In his Wall Street Journal op-ed article, Indiana Governor Mitch Daniels stated that “(t)here will be no meaningful cost control until we are all cost controllers in our own right.” This belief has shaped Indiana’s health care reform experiment, which strongly encourages state workers to participate in a high deductible, low premium consumer-driven health care plan combined with a health savings account as opposed to the traditional PPO plan.
The idea behind consumer-driven health care is that if people must pay for a larger portion of their health care out-of-pocket, they will be more conscientious regarding which services they elect to receive and will be less likely to overspend on services that are not necessary. Many, such as Daniels, believe that the majority of plans, which require patients to pay less out-of-pocket, encourage wasteful health care spending and the perception that the individual can “buy health care on someone else’s credit card.”

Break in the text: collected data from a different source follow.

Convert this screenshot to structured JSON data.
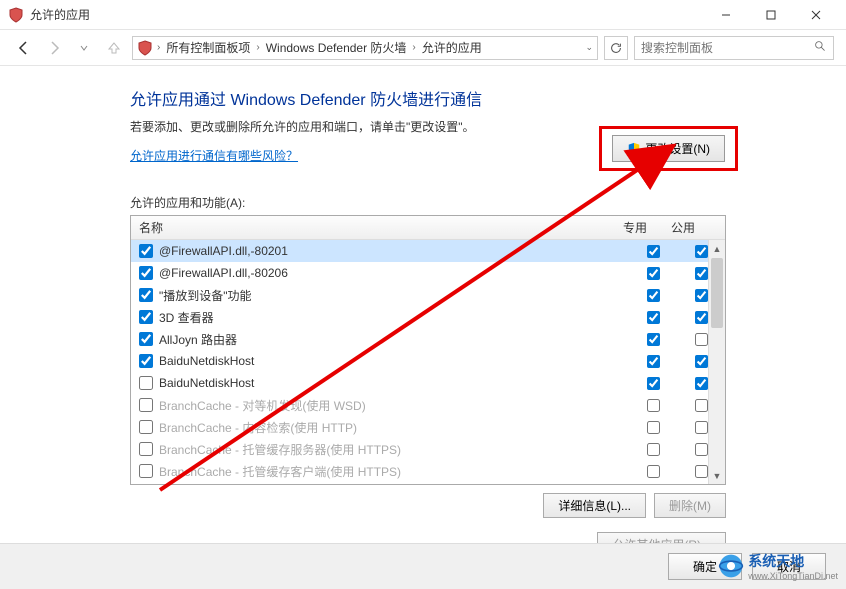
{
  "window": {
    "title": "允许的应用"
  },
  "breadcrumb": {
    "item1": "所有控制面板项",
    "item2": "Windows Defender 防火墙",
    "item3": "允许的应用"
  },
  "search": {
    "placeholder": "搜索控制面板"
  },
  "page": {
    "heading": "允许应用通过 Windows Defender 防火墙进行通信",
    "sub": "若要添加、更改或删除所允许的应用和端口，请单击\"更改设置\"。",
    "risk_link": "允许应用进行通信有哪些风险？",
    "change_settings": "更改设置(N)",
    "list_label": "允许的应用和功能(A):",
    "col_name": "名称",
    "col_private": "专用",
    "col_public": "公用",
    "details_btn": "详细信息(L)...",
    "remove_btn": "删除(M)",
    "allow_other_btn": "允许其他应用(R)...",
    "ok_btn": "确定",
    "cancel_btn": "取消"
  },
  "rows": [
    {
      "checked": true,
      "name": "@FirewallAPI.dll,-80201",
      "private": true,
      "public": true,
      "selected": true
    },
    {
      "checked": true,
      "name": "@FirewallAPI.dll,-80206",
      "private": true,
      "public": true
    },
    {
      "checked": true,
      "name": "\"播放到设备\"功能",
      "private": true,
      "public": true
    },
    {
      "checked": true,
      "name": "3D 查看器",
      "private": true,
      "public": true
    },
    {
      "checked": true,
      "name": "AllJoyn 路由器",
      "private": true,
      "public": false
    },
    {
      "checked": true,
      "name": "BaiduNetdiskHost",
      "private": true,
      "public": true
    },
    {
      "checked": false,
      "name": "BaiduNetdiskHost",
      "private": true,
      "public": true
    },
    {
      "checked": false,
      "name": "BranchCache - 对等机发现(使用 WSD)",
      "private": false,
      "public": false,
      "disabled": true
    },
    {
      "checked": false,
      "name": "BranchCache - 内容检索(使用 HTTP)",
      "private": false,
      "public": false,
      "disabled": true
    },
    {
      "checked": false,
      "name": "BranchCache - 托管缓存服务器(使用 HTTPS)",
      "private": false,
      "public": false,
      "disabled": true
    },
    {
      "checked": false,
      "name": "BranchCache - 托管缓存客户端(使用 HTTPS)",
      "private": false,
      "public": false,
      "disabled": true
    }
  ],
  "watermark": {
    "name": "系统天地",
    "url": "www.XiTongTianDi.net"
  }
}
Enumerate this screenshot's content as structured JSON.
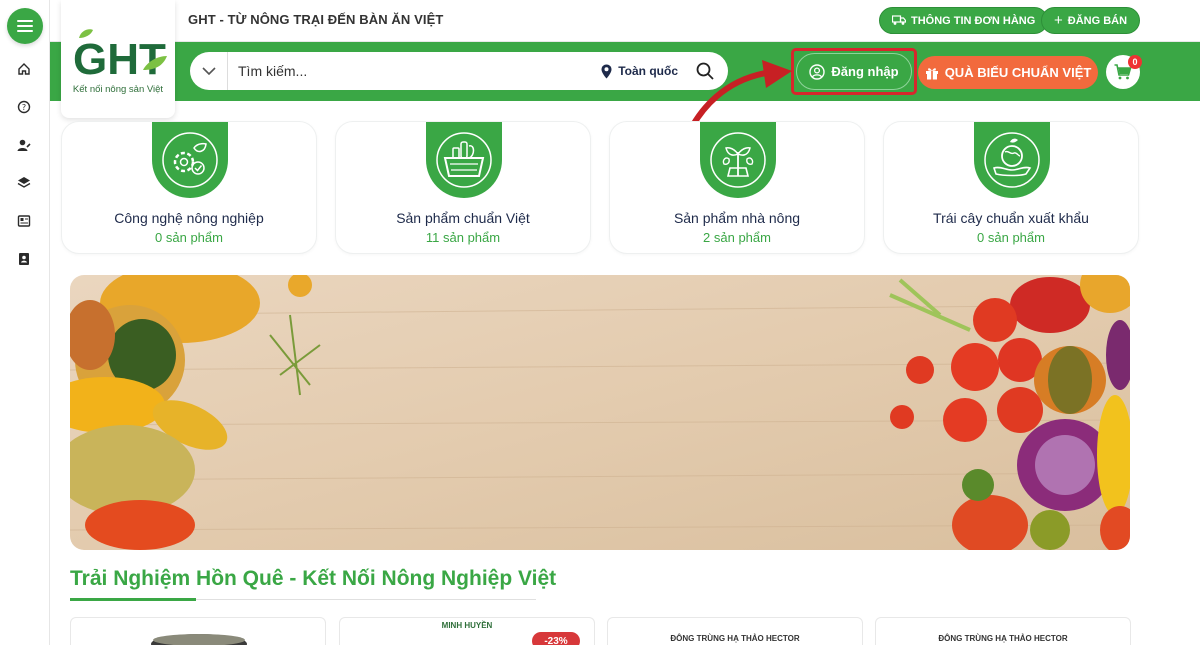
{
  "header": {
    "tagline": "GHT - TỪ NÔNG TRẠI ĐẾN BÀN ĂN VIỆT",
    "order_info_label": "THÔNG TIN ĐƠN HÀNG",
    "post_label": "ĐĂNG BÁN",
    "logo_text": "GHT",
    "logo_subtitle": "Kết nối nông sản Việt"
  },
  "search": {
    "placeholder": "Tìm kiếm...",
    "location": "Toàn quốc"
  },
  "actions": {
    "login_label": "Đăng nhập",
    "gift_label": "QUÀ BIẾU CHUẨN VIỆT",
    "cart_count": "0"
  },
  "categories": [
    {
      "name": "Công nghệ nông nghiệp",
      "count": "0 sản phẩm",
      "icon": "gear-leaf-icon"
    },
    {
      "name": "Sản phẩm chuẩn Việt",
      "count": "11 sản phẩm",
      "icon": "basket-icon"
    },
    {
      "name": "Sản phẩm nhà nông",
      "count": "2 sản phẩm",
      "icon": "plant-icon"
    },
    {
      "name": "Trái cây chuẩn xuất khẩu",
      "count": "0 sản phẩm",
      "icon": "globe-hand-icon"
    }
  ],
  "section": {
    "title": "Trải Nghiệm Hồn Quê - Kết Nối Nông Nghiệp Việt"
  },
  "products": [
    {
      "title": ""
    },
    {
      "title": "MINH HUYỀN",
      "discount": "-23%"
    },
    {
      "title": "ĐÔNG TRÙNG HẠ THẢO HECTOR"
    },
    {
      "title": "ĐÔNG TRÙNG HẠ THẢO HECTOR"
    }
  ],
  "colors": {
    "primary": "#3aa745",
    "accent": "#f26a3d",
    "highlight": "#d7262c"
  }
}
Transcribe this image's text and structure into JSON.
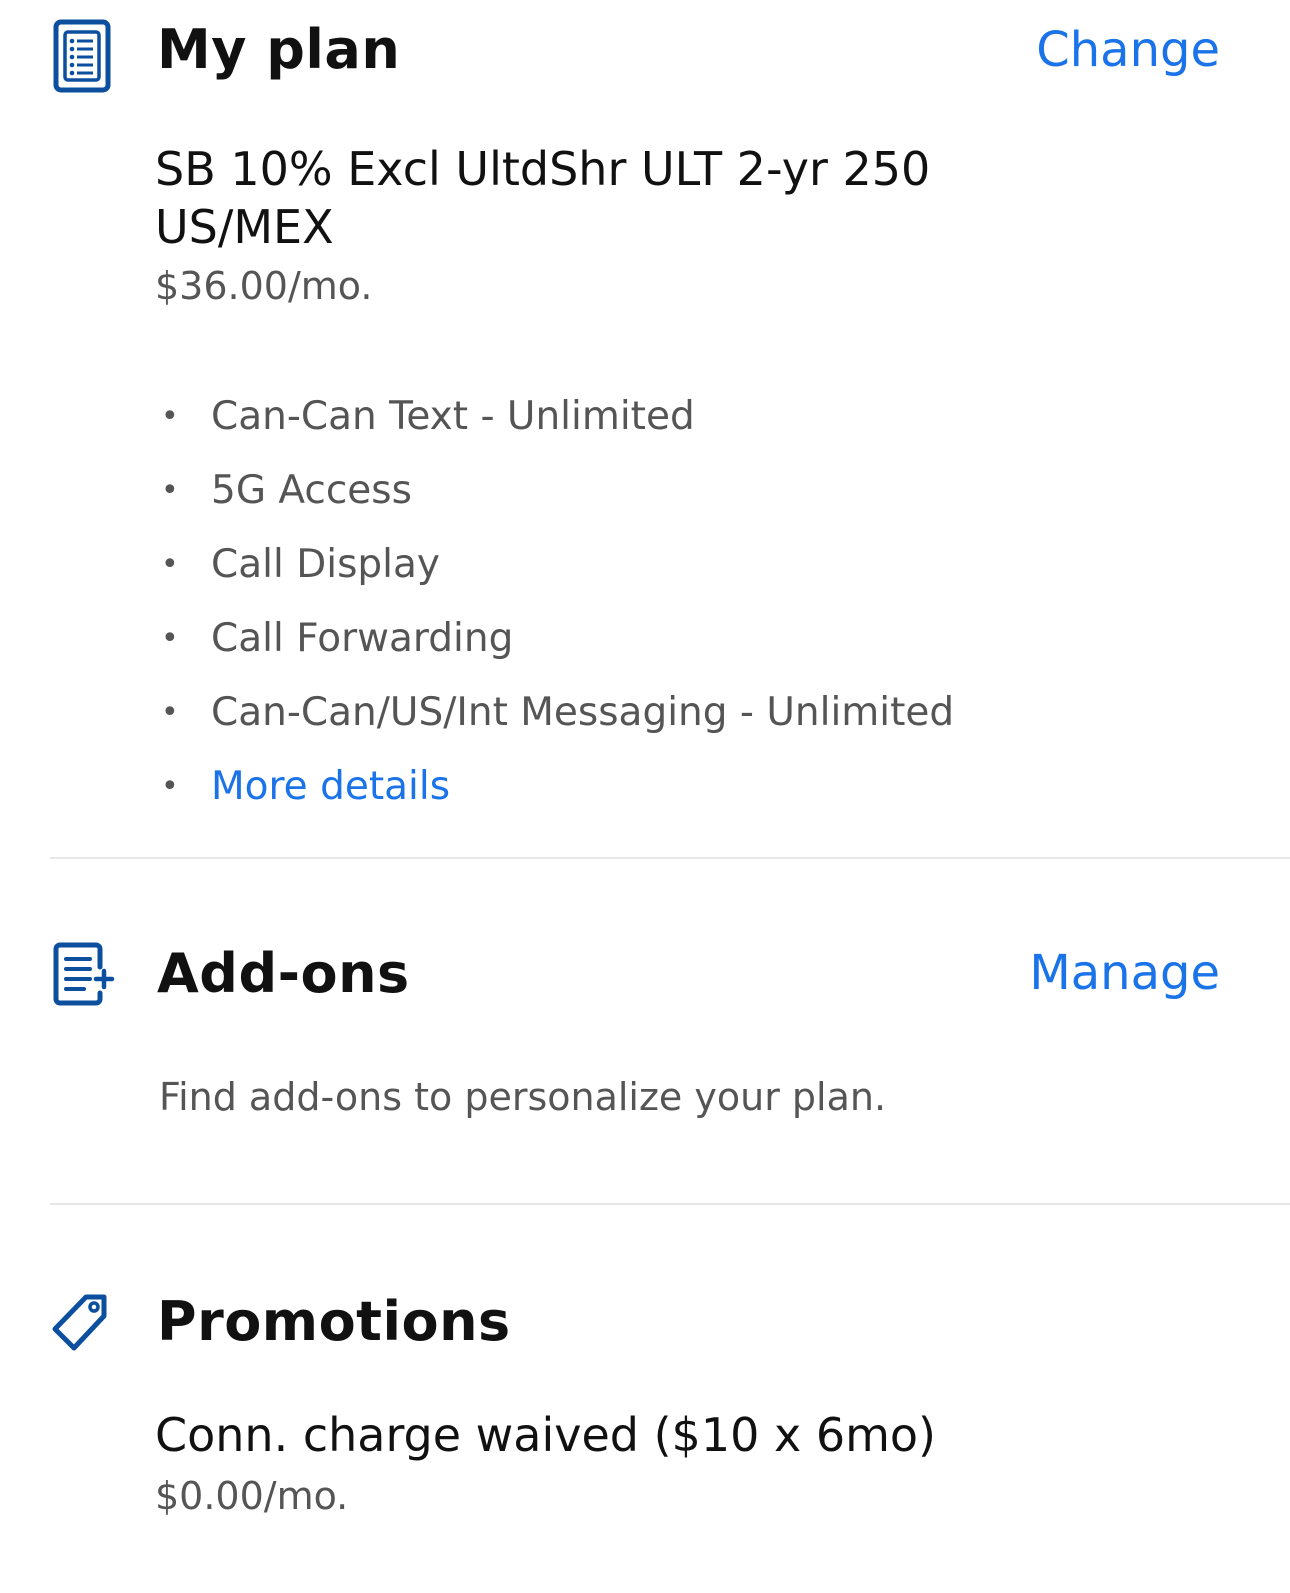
{
  "colors": {
    "accent": "#1a73e8",
    "icon": "#0b4f9e",
    "heading": "#111111",
    "secondary_text": "#555555",
    "divider": "#e6e6e6"
  },
  "my_plan": {
    "icon": "list-document-icon",
    "title": "My plan",
    "action_label": "Change",
    "plan_name": "SB 10% Excl UltdShr ULT 2-yr 250 US/MEX",
    "price": "$36.00/mo.",
    "features": [
      "Can-Can Text - Unlimited",
      "5G Access",
      "Call Display",
      "Call Forwarding",
      "Can-Can/US/Int Messaging - Unlimited"
    ],
    "more_details_label": "More details",
    "bullet": "•"
  },
  "addons": {
    "icon": "document-add-icon",
    "title": "Add-ons",
    "action_label": "Manage",
    "description": "Find add-ons to personalize your plan."
  },
  "promotions": {
    "icon": "tag-icon",
    "title": "Promotions",
    "promo_name": "Conn. charge waived ($10 x 6mo)",
    "promo_price": "$0.00/mo."
  }
}
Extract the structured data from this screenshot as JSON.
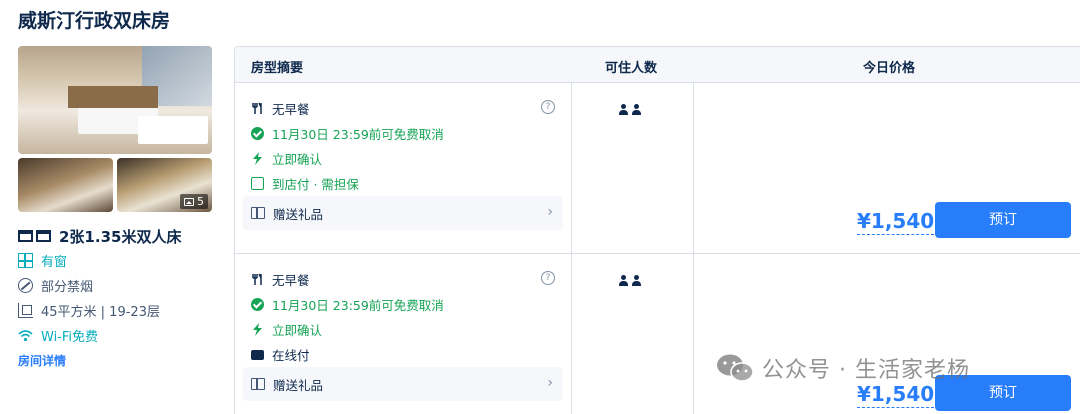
{
  "room": {
    "title": "威斯汀行政双床房",
    "photo_count": "5",
    "bed": "2张1.35米双人床",
    "features": {
      "window": "有窗",
      "smoking": "部分禁烟",
      "area_floor": "45平方米 | 19-23层",
      "wifi": "Wi-Fi免费"
    },
    "detail_link": "房间详情"
  },
  "table": {
    "headers": {
      "summary": "房型摘要",
      "occupancy": "可住人数",
      "price": "今日价格"
    },
    "rows": [
      {
        "meal": "无早餐",
        "cancel": "11月30日 23:59前可免费取消",
        "confirm": "立即确认",
        "payment": "到店付 · 需担保",
        "gift": "赠送礼品",
        "price": "¥1,540",
        "book": "预订"
      },
      {
        "meal": "无早餐",
        "cancel": "11月30日 23:59前可免费取消",
        "confirm": "立即确认",
        "payment": "在线付",
        "gift": "赠送礼品",
        "price": "¥1,540",
        "book": "预订"
      }
    ]
  },
  "watermark": "公众号 · 生活家老杨",
  "icons": [
    "image-icon",
    "bed-icon",
    "window-icon",
    "no-smoking-icon",
    "area-icon",
    "wifi-icon",
    "fork-knife-icon",
    "check-circle-icon",
    "lightning-icon",
    "card-icon",
    "help-icon",
    "gift-icon",
    "chevron-right-icon",
    "person-icon",
    "wechat-icon"
  ],
  "colors": {
    "brand_blue": "#287dfa",
    "green": "#15a355",
    "teal": "#06aebd",
    "text": "#0f294d"
  }
}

Under Indiana’s highest deductible consumer-driven plan, a non-smoking employee’s premium for family coverage is $10.16 bi-weekly, in contrast with the state’s traditional PPO premium, which is $289.04 bi-weekly for a non-smoker. The plan pays 80% of medical costs after the insured meets a deductible of $5,000. To assist the employee in meeting the deductible, the state contributes approximately half of the deductible amount to the employee’s health savings account. Employees may contribute pre-tax dollars to the health savings account and any unused funds are carried over.
Indiana has seen unprecedented success in employee enrollment in the consumer-driven plans, which have been offered since 2006, with over 70% of state workers electing them over the traditional plan in 2010. According to Mercer Consulting’s 2010 case study, the consumer-driven plans were projected to save Indiana $17-23 million and state workers and their families $7-8 million that year. Mercer concluded that the savings were due to significantly less usage of health care resources and services compared to those insured under the PPO plan; however, Mercer did not find evidence that participants in the consumer-driven plan were avoiding care due to the higher deductible.
Given the savings demonstrated for both the state government and the insured employees, one may expect that other states in the union would be rushing to implement such plans in their public sectors. However, evidence shows that employee support has been poor, with merely 2% of state employees enrolling in consumer-driven plans offered in other states.
So why has Indiana succeeded where other states have failed?
According to Stateline, Indiana’s success can be largely attributed to its intensive effort to educate state employees on the consumer-driven programs and its contributions to health savings accounts. Other states may be reluctant to request legislators to make room in already-overstretched state budgets to take the initial risk of funding employee accounts. One of Governor Daniels’ first acts when he took office was to eliminate collective bargaining rights for state employees, which may also be a contributing factor to the success of the experiment. However, in many states, such attempted measures have been hotly contested and many unsuccessful. Additionally, there is a concern that along with greater participation in consumer-driven plans will come higher costs.
Do you think that consumer-driven health plans in the public sector are the answer for other states attempting to cut health care costs? Is it a model for federal health reform?